Citing the city's poor economic stature, residents of a section of Gary, Indiana, are proposing that they split from the city. Some say race and class differences are the undercurrents spurring the idea.

 

"In recent weeks, a heated, sometimes passionate conversation has unfolded over whether Miller should legally divorce Gary. The idea has been batted around before, but in more abstract ways. This time, some residents are working on a formal plan, circulating fliers and researching how much time and money it would take to break away."

 

"The discussion illustrates how frustrated some taxpayers and homeowners are with Gary government and an image of struggling schools, corruption and high crime. Crime statistics still rank the city as one of the nation's most violent. Test scores in public schools are below the national average, and recently the state ordered city leaders to cut $11 million from the budget."

 

"'The city of Gary is in terrible financial shape, and it's not due to the amount of money they collect,' said Nat McKnight, who's trying to gauge interest in the idea of breaking away. 'They are not willing to economize and protect the tax base. That's what disannexation is all about. It might be better for Gary and Miller if this comes to pass.'"

 

"Still, the discussion has unleashed strong emotions in this laid-back region. Those in favor of splitting say that they are not rich, but the idea of formal separation looks to some like the wealthy removing themselves from the poor. And in a polarized city, some can't help but see racial undertones to the idea, true or not. The city is majority African-American, and many of those leading the discussion about separating are white."

 

^ Well, isn't that why most of the communities in NW Indiana exist?  To not be Gary?

 

In the past I have inquired with other people and discussion groups about driving in Gary, downtown to be specific.  It is my understanding that it is right off of I-90, which feeds into the Chicago Skyway, at Exit 14B/IN 53.  My folks are against me doing it, but I have been told by someone closer to the area that if you stick to the main highways (state roads like SR 53, as well as US 12/20) and keep your doors locked you should be OK.  (No, I haven't driven these Gary streets ... yet.)

 

I remember stopping at a Speedway gas station down in Merrillville (which is to Gary what Huber Heights is to Dayton) on 73rd Avenue/old Lincoln Highway at State Road 53/Broadway, and there were vertical metal bars on the windows.  That gave me some cause for concern.  Does that part of Merrillville have a crime problem?  This was April 2006.

 

One thing I picked up is that I-65 tends to be the dividing line between the safe and questionable areas of the Calumet region.  Last year I stayed at two motels, one in Merrillville on US 30 east of I-65 (heading towards Valparaiso) and the other in Portage.  Both were on the east side of I-65.
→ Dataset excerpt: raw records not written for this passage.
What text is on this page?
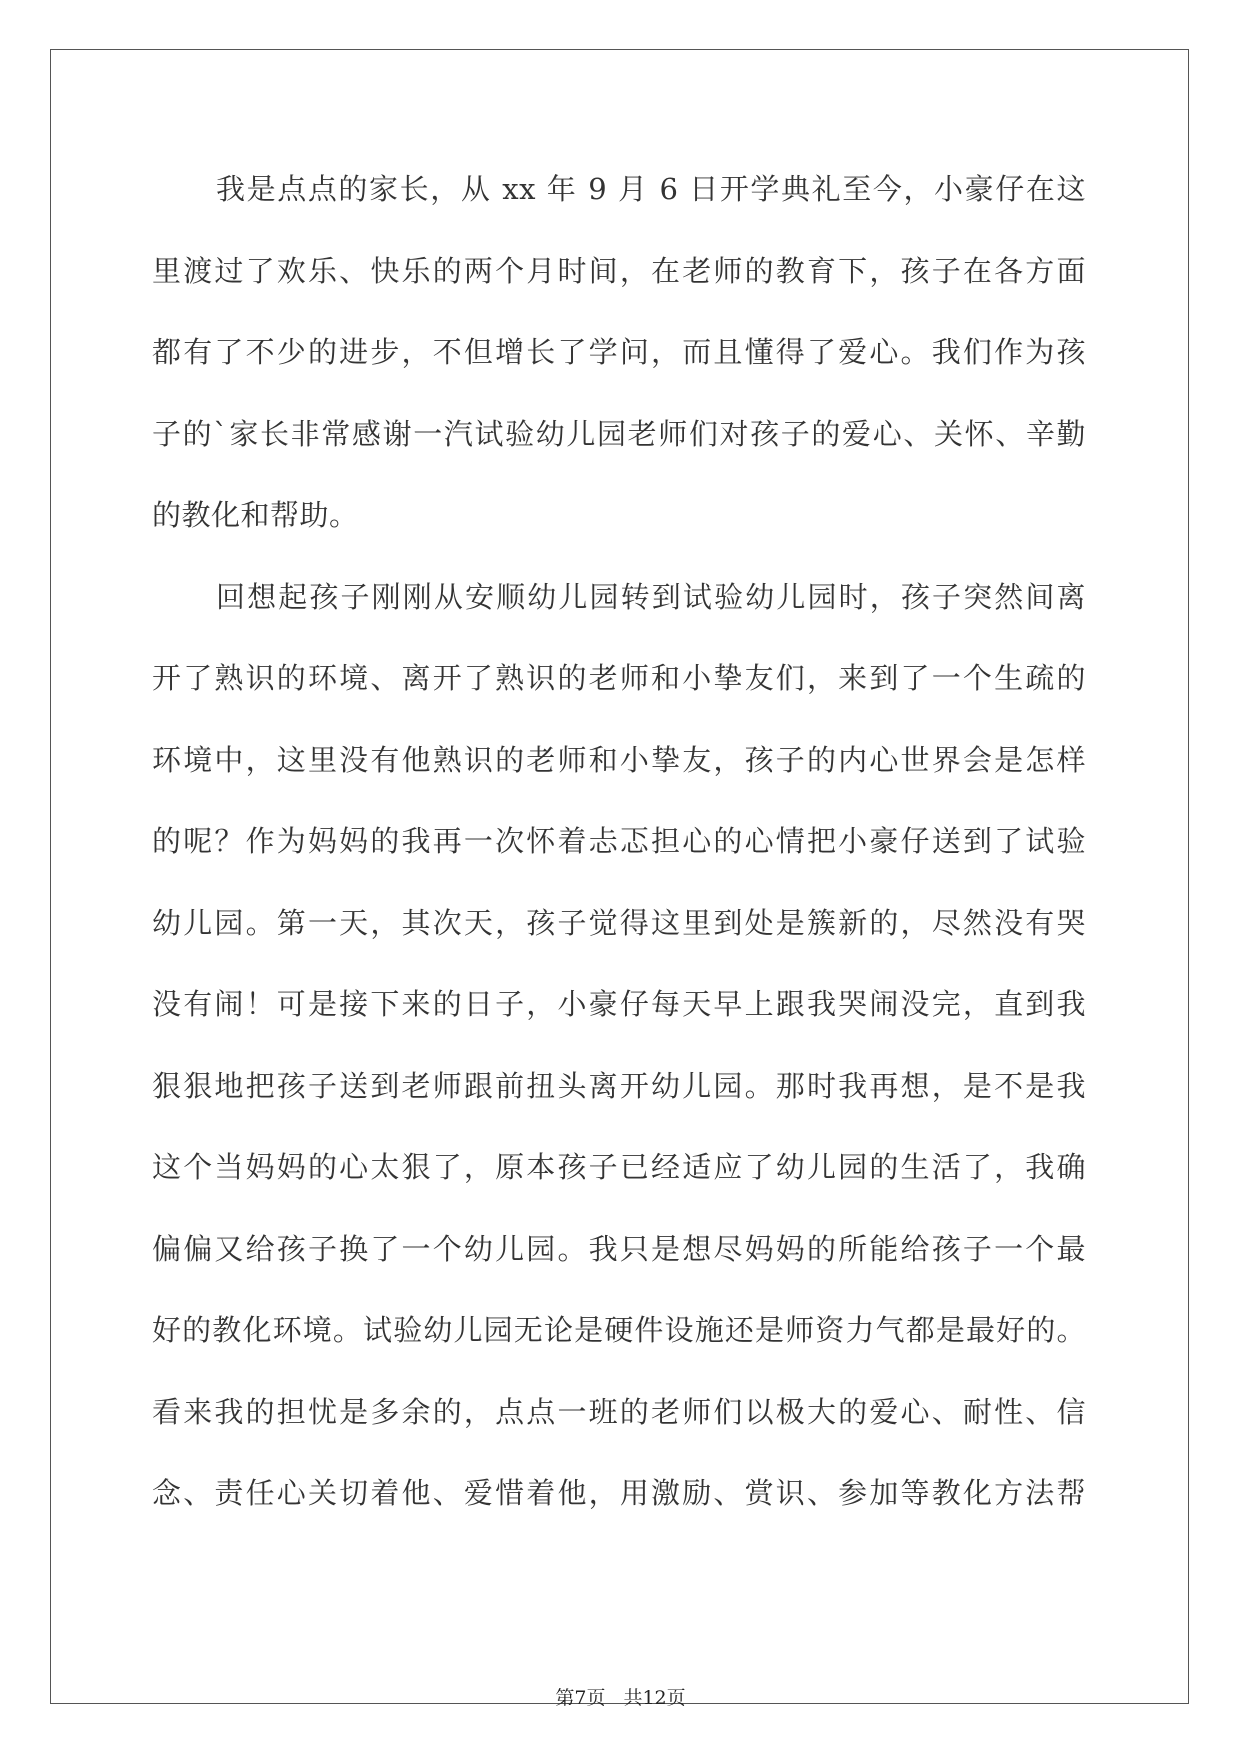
我是点点的家长，从 xx 年 9 月 6 日开学典礼至今，小豪仔在这
里渡过了欢乐、快乐的两个月时间，在老师的教育下，孩子在各方面
都有了不少的进步，不但增长了学问，而且懂得了爱心。我们作为孩
子的`家长非常感谢一汽试验幼儿园老师们对孩子的爱心、关怀、辛勤
的教化和帮助。
回想起孩子刚刚从安顺幼儿园转到试验幼儿园时，孩子突然间离
开了熟识的环境、离开了熟识的老师和小挚友们，来到了一个生疏的
环境中，这里没有他熟识的老师和小挚友，孩子的内心世界会是怎样
的呢？作为妈妈的我再一次怀着忐忑担心的心情把小豪仔送到了试验
幼儿园。第一天，其次天，孩子觉得这里到处是簇新的，尽然没有哭
没有闹！可是接下来的日子，小豪仔每天早上跟我哭闹没完，直到我
狠狠地把孩子送到老师跟前扭头离开幼儿园。那时我再想，是不是我
这个当妈妈的心太狠了，原本孩子已经适应了幼儿园的生活了，我确
偏偏又给孩子换了一个幼儿园。我只是想尽妈妈的所能给孩子一个最
好的教化环境。试验幼儿园无论是硬件设施还是师资力气都是最好的。
看来我的担忧是多余的，点点一班的老师们以极大的爱心、耐性、信
念、责任心关切着他、爱惜着他，用激励、赏识、参加等教化方法帮
第7页 共12页
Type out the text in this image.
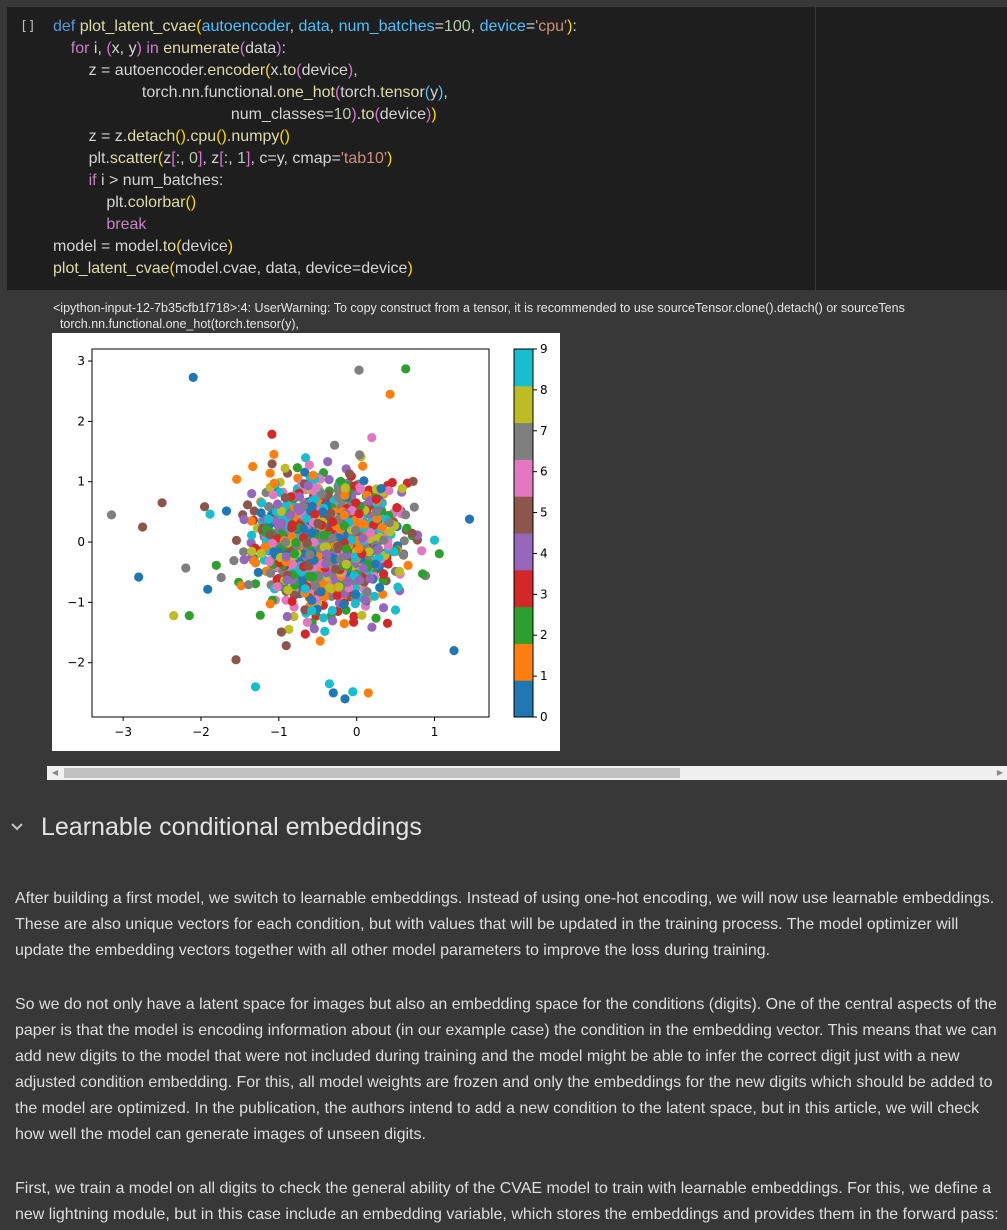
[]	def plot_latent_cvae(autoencoder, data, num_batches=100, device='cpu'):
for i, (x, y) in enumerate(data):
z = autoencoder.encoder(x.to(device),
torch.nn.functional.one_hot(torch.tensor(y),
num_classes=10).to(device))
z = z.detach().cpu().numpy()
plt.scatter(z[:, 0], z[:, 1], c=y, cmap='tab10')
if i > num_batches:
plt.colorbar()
break
model = model.to(device)
plot_latent_cvae(model.cvae, data, device=device)
<ipython-input-12-7b35cfb1f718>:4: UserWarning: To copy construct from a tensor, it is recommended to use sourceTensor.clone().detach() or sourceTens
torch.nn.functional.one_hot(torch.tensor(y),
−3	−2	−1	0	1
−2
−1
0
1
2
3
0
1
2
3
4
5
6
7
8
9
◀	▶
Learnable conditional embeddings

After building a first model, we switch to learnable embeddings. Instead of using one-hot encoding, we will now use learnable embeddings. These are also unique vectors for each condition, but with values that will be updated in the training process. The model optimizer will update the embedding vectors together with all other model parameters to improve the loss during training.

So we do not only have a latent space for images but also an embedding space for the conditions (digits). One of the central aspects of the paper is that the model is encoding information about (in our example case) the condition in the embedding vector. This means that we can add new digits to the model that were not included during training and the model might be able to infer the correct digit just with a new adjusted condition embedding. For this, all model weights are frozen and only the embeddings for the new digits which should be added to the model are optimized. In the publication, the authors intend to add a new condition to the latent space, but in this article, we will check how well the model can generate images of unseen digits.

First, we train a model on all digits to check the general ability of the CVAE model to train with learnable embeddings. For this, we define a new lightning module, but in this case include an embedding variable, which stores the embeddings and provides them in the forward pass:
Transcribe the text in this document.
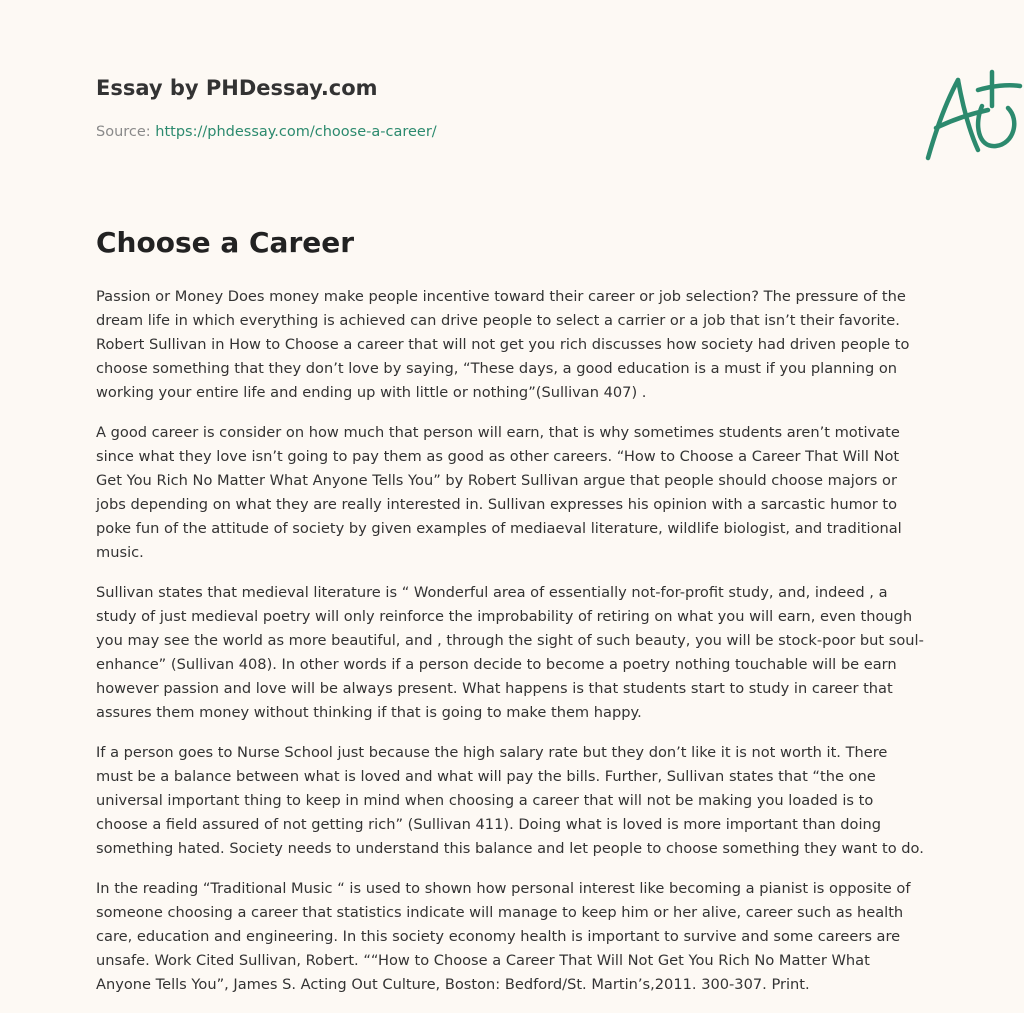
Essay by PHDessay.com
Source: https://phdessay.com/choose-a-career/
Choose a Career

Passion or Money Does money make people incentive toward their career or job selection? The pressure of the dream life in which everything is achieved can drive people to select a carrier or a job that isn’t their favorite. Robert Sullivan in How to Choose a career that will not get you rich discusses how society had driven people to choose something that they don’t love by saying, “These days, a good education is a must if you planning on working your entire life and ending up with little or nothing”(Sullivan 407) .

A good career is consider on how much that person will earn, that is why sometimes students aren’t motivate since what they love isn’t going to pay them as good as other careers. “How to Choose a Career That Will Not Get You Rich No Matter What Anyone Tells You” by Robert Sullivan argue that people should choose majors or jobs depending on what they are really interested in. Sullivan expresses his opinion with a sarcastic humor to poke fun of the attitude of society by given examples of mediaeval literature, wildlife biologist, and traditional music.

Sullivan states that medieval literature is “ Wonderful area of essentially not-for-profit study, and, indeed , a study of just medieval poetry will only reinforce the improbability of retiring on what you will earn, even though you may see the world as more beautiful, and , through the sight of such beauty, you will be stock-poor but soul-enhance” (Sullivan 408). In other words if a person decide to become a poetry nothing touchable will be earn however passion and love will be always present. What happens is that students start to study in career that assures them money without thinking if that is going to make them happy.

If a person goes to Nurse School just because the high salary rate but they don’t like it is not worth it. There must be a balance between what is loved and what will pay the bills. Further, Sullivan states that “the one universal important thing to keep in mind when choosing a career that will not be making you loaded is to choose a field assured of not getting rich” (Sullivan 411). Doing what is loved is more important than doing something hated. Society needs to understand this balance and let people to choose something they want to do.

In the reading “Traditional Music “ is used to shown how personal interest like becoming a pianist is opposite of someone choosing a career that statistics indicate will manage to keep him or her alive, career such as health care, education and engineering. In this society economy health is important to survive and some careers are unsafe. Work Cited Sullivan, Robert. ““How to Choose a Career That Will Not Get You Rich No Matter What Anyone Tells You”, James S. Acting Out Culture, Boston: Bedford/St. Martin’s,2011. 300-307. Print.
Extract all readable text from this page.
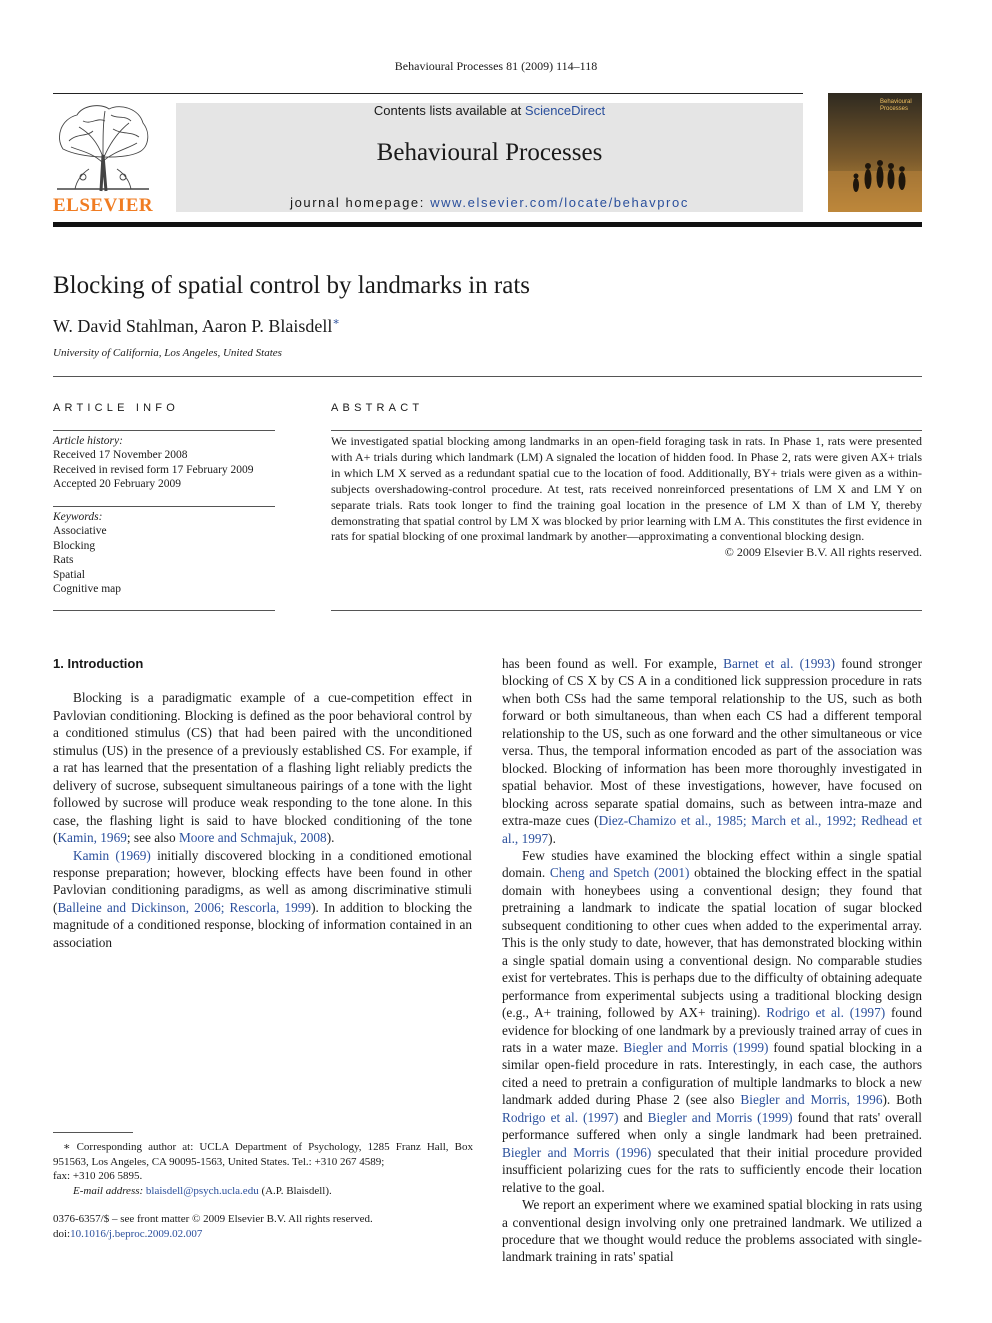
Behavioural Processes 81 (2009) 114–118
ELSEVIER
Contents lists available at ScienceDirect
Behavioural Processes
journal homepage: www.elsevier.com/locate/behavproc
Behavioural Processes
Blocking of spatial control by landmarks in rats
W. David Stahlman, Aaron P. Blaisdell∗
University of California, Los Angeles, United States
ARTICLE INFO
Article history:
Received 17 November 2008
Received in revised form 17 February 2009
Accepted 20 February 2009
Keywords:
Associative
Blocking
Rats
Spatial
Cognitive map
ABSTRACT
We investigated spatial blocking among landmarks in an open-field foraging task in rats. In Phase 1, rats were presented with A+ trials during which landmark (LM) A signaled the location of hidden food. In Phase 2, rats were given AX+ trials in which LM X served as a redundant spatial cue to the location of food. Additionally, BY+ trials were given as a within-subjects overshadowing-control procedure. At test, rats received nonreinforced presentations of LM X and LM Y on separate trials. Rats took longer to find the training goal location in the presence of LM X than of LM Y, thereby demonstrating that spatial control by LM X was blocked by prior learning with LM A. This constitutes the first evidence in rats for spatial blocking of one proximal landmark by another—approximating a conventional blocking design.
© 2009 Elsevier B.V. All rights reserved.
1. Introduction

Blocking is a paradigmatic example of a cue-competition effect in Pavlovian conditioning. Blocking is defined as the poor behavioral control by a conditioned stimulus (CS) that had been paired with the unconditioned stimulus (US) in the presence of a previously established CS. For example, if a rat has learned that the presentation of a flashing light reliably predicts the delivery of sucrose, subsequent simultaneous pairings of a tone with the light followed by sucrose will produce weak responding to the tone alone. In this case, the flashing light is said to have blocked conditioning of the tone (Kamin, 1969; see also Moore and Schmajuk, 2008).

Kamin (1969) initially discovered blocking in a conditioned emotional response preparation; however, blocking effects have been found in other Pavlovian conditioning paradigms, as well as among discriminative stimuli (Balleine and Dickinson, 2006; Rescorla, 1999). In addition to blocking the magnitude of a conditioned response, blocking of information contained in an association

has been found as well. For example, Barnet et al. (1993) found stronger blocking of CS X by CS A in a conditioned lick suppression procedure in rats when both CSs had the same temporal relationship to the US, such as both forward or both simultaneous, than when each CS had a different temporal relationship to the US, such as one forward and the other simultaneous or vice versa. Thus, the temporal information encoded as part of the association was blocked. Blocking of information has been more thoroughly investigated in spatial behavior. Most of these investigations, however, have focused on blocking across separate spatial domains, such as between intra-maze and extra-maze cues (Diez-Chamizo et al., 1985; March et al., 1992; Redhead et al., 1997).

Few studies have examined the blocking effect within a single spatial domain. Cheng and Spetch (2001) obtained the blocking effect in the spatial domain with honeybees using a conventional design; they found that pretraining a landmark to indicate the spatial location of sugar blocked subsequent conditioning to other cues when added to the experimental array. This is the only study to date, however, that has demonstrated blocking within a single spatial domain using a conventional design. No comparable studies exist for vertebrates. This is perhaps due to the difficulty of obtaining adequate performance from experimental subjects using a traditional blocking design (e.g., A+ training, followed by AX+ training). Rodrigo et al. (1997) found evidence for blocking of one landmark by a previously trained array of cues in rats in a water maze. Biegler and Morris (1999) found spatial blocking in a similar open-field procedure in rats. Interestingly, in each case, the authors cited a need to pretrain a configuration of multiple landmarks to block a new landmark added during Phase 2 (see also Biegler and Morris, 1996). Both Rodrigo et al. (1997) and Biegler and Morris (1999) found that rats' overall performance suffered when only a single landmark had been pretrained. Biegler and Morris (1996) speculated that their initial procedure provided insufficient polarizing cues for the rats to sufficiently encode their location relative to the goal.

We report an experiment where we examined spatial blocking in rats using a conventional design involving only one pretrained landmark. We utilized a procedure that we thought would reduce the problems associated with single-landmark training in rats' spatial

∗ Corresponding author at: UCLA Department of Psychology, 1285 Franz Hall, Box 951563, Los Angeles, CA 90095-1563, United States. Tel.: +310 267 4589;
fax: +310 206 5895.
E-mail address: blaisdell@psych.ucla.edu (A.P. Blaisdell).
0376-6357/$ – see front matter © 2009 Elsevier B.V. All rights reserved.
doi:10.1016/j.beproc.2009.02.007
I never thought much of crime around Merrillville.  I used to fill up there on US-30 before hitting full-blown Chicagoland (though one could argue that that occurs around Crown Point).

 

I have also never ventured into Gary, but entering Chicago via the Indiana Toll Road and the Skyway is a MUCH better way to get a feel for what Chicago's all about then taking 80-94 to the Dan Ryan.  Though I tend to not be turned off by industrial grit--others may feel differently.

 

That's the thing about Gary - as long as you stay on the main expressways/highways you're ok.  It is when you get into the neighborhoods  that it gets pretty rough.  And just like any city - there are parts that are bad and parts that aren't so bad.